Gli ADC Cirrus e Cirrus-Hermes sono motori aeronautici a 4 cilindri in linea raffreddati ad aria sviluppati nel Regno Unito negli anni venti. Citato anche come Blackburn Cirrus, ma la designazione si applica solamente alla nuova gamma di modelli Cirrus prodotti dopo il 1934 dalla Blackburn, come ad esempio il Blackburn Cirrus Major, risulta ancora come dotazione in numerosi velivoli d'epoca che grazie alla sua longevità riesce a conservarli in condizioni di volo.

Storia del progetto[modifica | modifica wikitesto]

Le differenze tra un Cirrus Hermes I (a sinistra) ed un Cirrus III (a destra).

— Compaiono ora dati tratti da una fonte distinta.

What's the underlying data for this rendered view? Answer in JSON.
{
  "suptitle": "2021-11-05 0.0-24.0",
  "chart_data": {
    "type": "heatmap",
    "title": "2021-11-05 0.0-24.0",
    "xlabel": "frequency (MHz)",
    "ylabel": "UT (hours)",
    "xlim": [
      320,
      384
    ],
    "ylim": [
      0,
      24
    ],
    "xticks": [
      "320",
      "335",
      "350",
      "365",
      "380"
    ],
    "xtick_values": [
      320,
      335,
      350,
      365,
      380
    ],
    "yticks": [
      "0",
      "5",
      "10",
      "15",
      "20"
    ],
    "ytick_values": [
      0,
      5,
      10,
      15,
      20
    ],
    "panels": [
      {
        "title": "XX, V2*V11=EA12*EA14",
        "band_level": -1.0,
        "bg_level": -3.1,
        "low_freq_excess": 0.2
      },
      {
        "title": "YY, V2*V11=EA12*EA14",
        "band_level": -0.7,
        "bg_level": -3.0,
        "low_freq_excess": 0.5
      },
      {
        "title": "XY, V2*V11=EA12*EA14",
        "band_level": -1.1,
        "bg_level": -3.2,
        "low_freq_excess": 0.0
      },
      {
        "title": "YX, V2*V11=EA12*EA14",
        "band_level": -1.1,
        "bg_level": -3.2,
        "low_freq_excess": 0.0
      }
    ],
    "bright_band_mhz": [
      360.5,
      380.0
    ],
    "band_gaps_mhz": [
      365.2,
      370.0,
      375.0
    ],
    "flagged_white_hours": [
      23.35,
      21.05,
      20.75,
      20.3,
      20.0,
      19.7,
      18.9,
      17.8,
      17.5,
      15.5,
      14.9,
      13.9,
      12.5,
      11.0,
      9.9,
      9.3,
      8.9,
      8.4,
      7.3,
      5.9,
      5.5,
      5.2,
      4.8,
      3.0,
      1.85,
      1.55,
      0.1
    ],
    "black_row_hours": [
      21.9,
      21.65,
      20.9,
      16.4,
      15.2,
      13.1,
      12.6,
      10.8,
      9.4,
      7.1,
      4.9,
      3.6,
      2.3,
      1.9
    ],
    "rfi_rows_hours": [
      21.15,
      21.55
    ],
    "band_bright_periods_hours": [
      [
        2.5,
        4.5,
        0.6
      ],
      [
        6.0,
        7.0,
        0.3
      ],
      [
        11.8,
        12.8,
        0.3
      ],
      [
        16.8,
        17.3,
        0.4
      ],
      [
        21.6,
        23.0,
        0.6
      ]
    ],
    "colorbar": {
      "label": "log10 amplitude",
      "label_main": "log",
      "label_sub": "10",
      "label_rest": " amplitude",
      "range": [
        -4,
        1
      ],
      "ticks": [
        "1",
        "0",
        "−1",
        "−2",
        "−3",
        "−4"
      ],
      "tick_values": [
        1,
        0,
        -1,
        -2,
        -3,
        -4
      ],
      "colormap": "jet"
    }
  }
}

I motori ADC Cirrus vennero originariamente costruiti dalla ADC Aircraft fino alla fondazione della Cirrus Aero Engines Limited avvenuta nel 1927. L'azienda cambiò ragione sociale in Cirrus-Hermes nel 1931, quando venne acquistata dalla Cirrus-Hermes Engineering Company, per divenire, nel 1934, la Cirrus Engine Section della Blackburn & General Aircraft Limited, gestita come una divisione separata fino alla fine della produzione continuata fin dopo al termine della Seconda guerra mondiale.[1]

Il primo motore sviluppato della serie fu il Cirrus I, in grado di erogare una potenza pari a 90 hp (67 kW) raggiungendo il traguardo delle 50 h di funzionamento nel 1925. Il Cirrus I fu il primo motore in linea raffreddato ad aria, un progetto dovuto a Frank Halford che si rivelò un successo commerciale ed estremamente diffuso come equipaggiamento di aerei leggeri.

L'impostazione del motore, un'architettura basata sul riutilizzo di una singola bancata di un motore V8, in questo caso l'ADC Airdisco[2], venne velocemente copiata da diverse altre aziende di produzione di motori aeronautici. Le successive versioni, indicate come Cirrus II e Cirrus III, si differenziavano da quella originale per un leggero aumento di cilindrata e potenza erogata (Cirrus II - 85 hp, Cirrus III - 90 hp).

La successiva linea di produzione, i Cirrus-Hermes I, II e IV, si differenziava per la gamma di potenza espressa, da 105 hp a 140 hp a seconda del modello. L'ultima evoluzione nel progetto dei motori Cirrus prevedeva la rotazione di 180° dei modelli precedenti[3], soluzione tecnica che avrebbe permesso di liberare il campo visivo davanti al pilota del velivolo sul quale erano installati.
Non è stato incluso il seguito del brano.